Hi, I would like to ask whether this method works for only freezing a part of the parameter.
Since the code of Adam here is probably checking whether the whole parameter is None.

for p in group['params']:
    if p.grad is not None:

Then if I only want to freeze the subset of the parameter as @hongjunchoi does, does optimizer.zero_grad(set_to_none=True) works when setting gradient of the subset to zero?

Thanks!

I’m unsure what “subset” refers to, but note that you cannot set some gradients to None and others to valid values for the same parameter. Each parameter has a .grad attribute which is either set to None or a tensor.

Thanks for the reply!

My definition of the “subset” is same as @hongjunchoi .
My goal is to freeze the subset of the parameter, and the subset is given by a list of index id=[0,1,2,...]. Therefore, I set the subset’s gradient to zero, and the code is like:

param.grad[id]=0

This method doesn’t work if the optimizer has momentum part.
However, I’m not sure whether optimizer.zero_grad(set_to_none=True) would prevent Adam from updating the subset since param.grad is not None in this case.

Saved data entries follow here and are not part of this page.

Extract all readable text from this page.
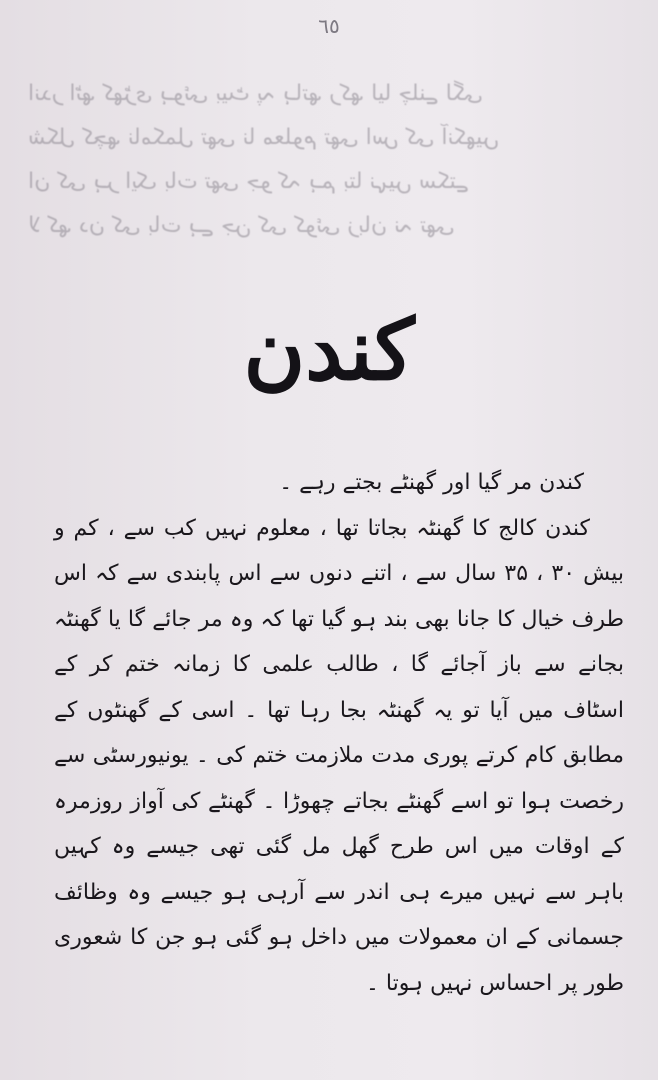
٦٥
اندر اٹھ کھڑی ہوئی بیٹ پہ ہاتھ رکھ لیا چلنے لگی
شکل کچھ نامکمل تھی نا معلوم تھی اس کی آنکھیں
ان کی ہر ایک بات تھی جو کہ ہم بتا نہیں سکتے
لا کھ دن کی بات ہے جن کی کوئی زبان نہ تھی
کندن

کندن مر گیا اور گھنٹے بجتے رہے ۔

کندن کالج کا گھنٹہ بجاتا تھا ، معلوم نہیں کب سے ، کم و بیش ۳۰ ، ۳۵ سال سے ، اتنے دنوں سے اس پابندی سے کہ اس طرف خیال کا جانا بھی بند ہو گیا تھا کہ وہ مر جائے گا یا گھنٹہ بجانے سے باز آجائے گا ، طالب علمی کا زمانہ ختم کر کے اسٹاف میں آیا تو یہ گھنٹہ بجا رہا تھا ۔ اسی کے گھنٹوں کے مطابق کام کرتے پوری مدت ملازمت ختم کی ۔ یونیورسٹی سے رخصت ہوا تو اسے گھنٹے بجاتے چھوڑا ۔ گھنٹے کی آواز روزمرہ کے اوقات میں اس طرح گھل مل گئی تھی جیسے وہ کہیں باہر سے نہیں میرے ہی اندر سے آرہی ہو جیسے وہ وظائف جسمانی کے ان معمولات میں داخل ہو گئی ہو جن کا شعوری طور پر احساس نہیں ہوتا ۔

optimizer.zero_grad(set_to_none=True) is irrelevant, since you are setting the gradient to zero after a valid gradient was already calculated.
The optimizer.zero_grad() call could have set the .grad to None before, but since a backward() pass was executed afterwards, the .grad attribute is already populated.
As described in my previous post, it’s not possible to set an attribute to None and a valid value.

I see. Is it impossible to freeze the subset of the parameter if I use Adam optimizer? Or there are others ways to do so instead of setting subset’s gradient to zero.

Thanks

I would recommend to explicitly restore the “frozen” values of the parameter as described in this post.